My favorite thing at the Wild Jordan Centre, apart from the view, is their seasonal menus. You’re always guaranteed a wholesome and hearty meal here! And the views over downtown Amman are truly unbeatable.

Their menu has plenty of vegan options and is clearly labelled in English, making it an easy option for foreign visitors.

Useful Arabic Phrases for Ordering Vegan Food in Jordan

Most restaurants will have English speaking staff and an English menu. But in case they don’t, here are some key Arabic phrases you may need:




I am vegan.

انا فيغن

Ana vegan.

We are vegan.

نحنة  فيغن

Nehna vegan.

I don’t eat animal products.

ما باكل بضعة حيوانات

Ma bakul ibda’et haiwanat.

I don’t want...

ما بدي...

Ma bidi...






















People in this region of the world will go out of their way to help you find what you need if you just ask. Hospitality is prized as one of the highest honors someone can bestow on another, especially on a visitor from a foreign land.

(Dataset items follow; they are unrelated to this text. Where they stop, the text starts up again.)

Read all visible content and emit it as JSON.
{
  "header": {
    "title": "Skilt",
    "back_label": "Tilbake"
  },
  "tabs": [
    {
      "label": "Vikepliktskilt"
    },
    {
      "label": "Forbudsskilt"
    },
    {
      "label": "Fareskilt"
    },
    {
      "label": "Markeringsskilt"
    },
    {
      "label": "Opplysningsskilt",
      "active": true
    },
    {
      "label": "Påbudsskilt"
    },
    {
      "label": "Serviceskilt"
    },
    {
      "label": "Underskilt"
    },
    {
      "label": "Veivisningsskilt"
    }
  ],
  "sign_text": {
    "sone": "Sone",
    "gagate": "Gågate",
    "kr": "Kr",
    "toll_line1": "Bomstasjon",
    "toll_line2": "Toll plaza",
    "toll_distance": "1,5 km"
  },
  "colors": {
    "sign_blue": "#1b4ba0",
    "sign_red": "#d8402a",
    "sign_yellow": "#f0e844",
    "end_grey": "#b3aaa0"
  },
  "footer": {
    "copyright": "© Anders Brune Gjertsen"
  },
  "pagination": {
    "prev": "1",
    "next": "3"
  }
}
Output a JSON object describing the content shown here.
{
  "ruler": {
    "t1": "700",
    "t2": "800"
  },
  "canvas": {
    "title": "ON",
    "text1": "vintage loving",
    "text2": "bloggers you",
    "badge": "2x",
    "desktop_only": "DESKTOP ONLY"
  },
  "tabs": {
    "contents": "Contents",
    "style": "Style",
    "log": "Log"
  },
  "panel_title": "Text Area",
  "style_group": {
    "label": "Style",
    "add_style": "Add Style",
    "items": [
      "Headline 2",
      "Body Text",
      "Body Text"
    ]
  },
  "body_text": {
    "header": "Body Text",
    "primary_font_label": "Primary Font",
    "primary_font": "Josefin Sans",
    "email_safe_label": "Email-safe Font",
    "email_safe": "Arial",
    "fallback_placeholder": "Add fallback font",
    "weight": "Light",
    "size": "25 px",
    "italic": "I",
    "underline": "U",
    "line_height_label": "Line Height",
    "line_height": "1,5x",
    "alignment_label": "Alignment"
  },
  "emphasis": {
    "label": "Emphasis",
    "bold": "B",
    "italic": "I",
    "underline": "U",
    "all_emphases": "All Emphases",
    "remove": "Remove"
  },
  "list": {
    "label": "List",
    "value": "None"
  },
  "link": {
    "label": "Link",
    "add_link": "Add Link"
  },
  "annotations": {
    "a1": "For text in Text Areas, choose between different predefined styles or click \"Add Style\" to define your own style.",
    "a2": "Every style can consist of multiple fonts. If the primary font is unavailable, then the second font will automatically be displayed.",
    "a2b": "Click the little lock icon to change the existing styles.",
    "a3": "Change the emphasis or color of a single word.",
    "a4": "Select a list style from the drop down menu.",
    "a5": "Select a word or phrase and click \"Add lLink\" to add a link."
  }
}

If you explain your diet, you can rest assured that whatever establishment you visit will do their best to accommodate you.

You will have a wonderful time trying all the vegan food that’s on offer in Jordan. The spicing, combined with the flavours of fresh produce, makes the food here quite unique, delightful, and delicious.

Please don’t let being a vegan deter you from visiting this country. In addition to enjoying great food during your visit, you may very well influence Jordanians to join you in the benefits of a plant-based diet.

About the Author

Chef Tariq - author of vegan Jordan guide

Tariq Nasir

Chef Tariq

Tariq Nasir is an American-Palestinian food blogger and the founder of ChefTariq.com. He empowers the everyday home cook to bring Middle Eastern cuisine to their table.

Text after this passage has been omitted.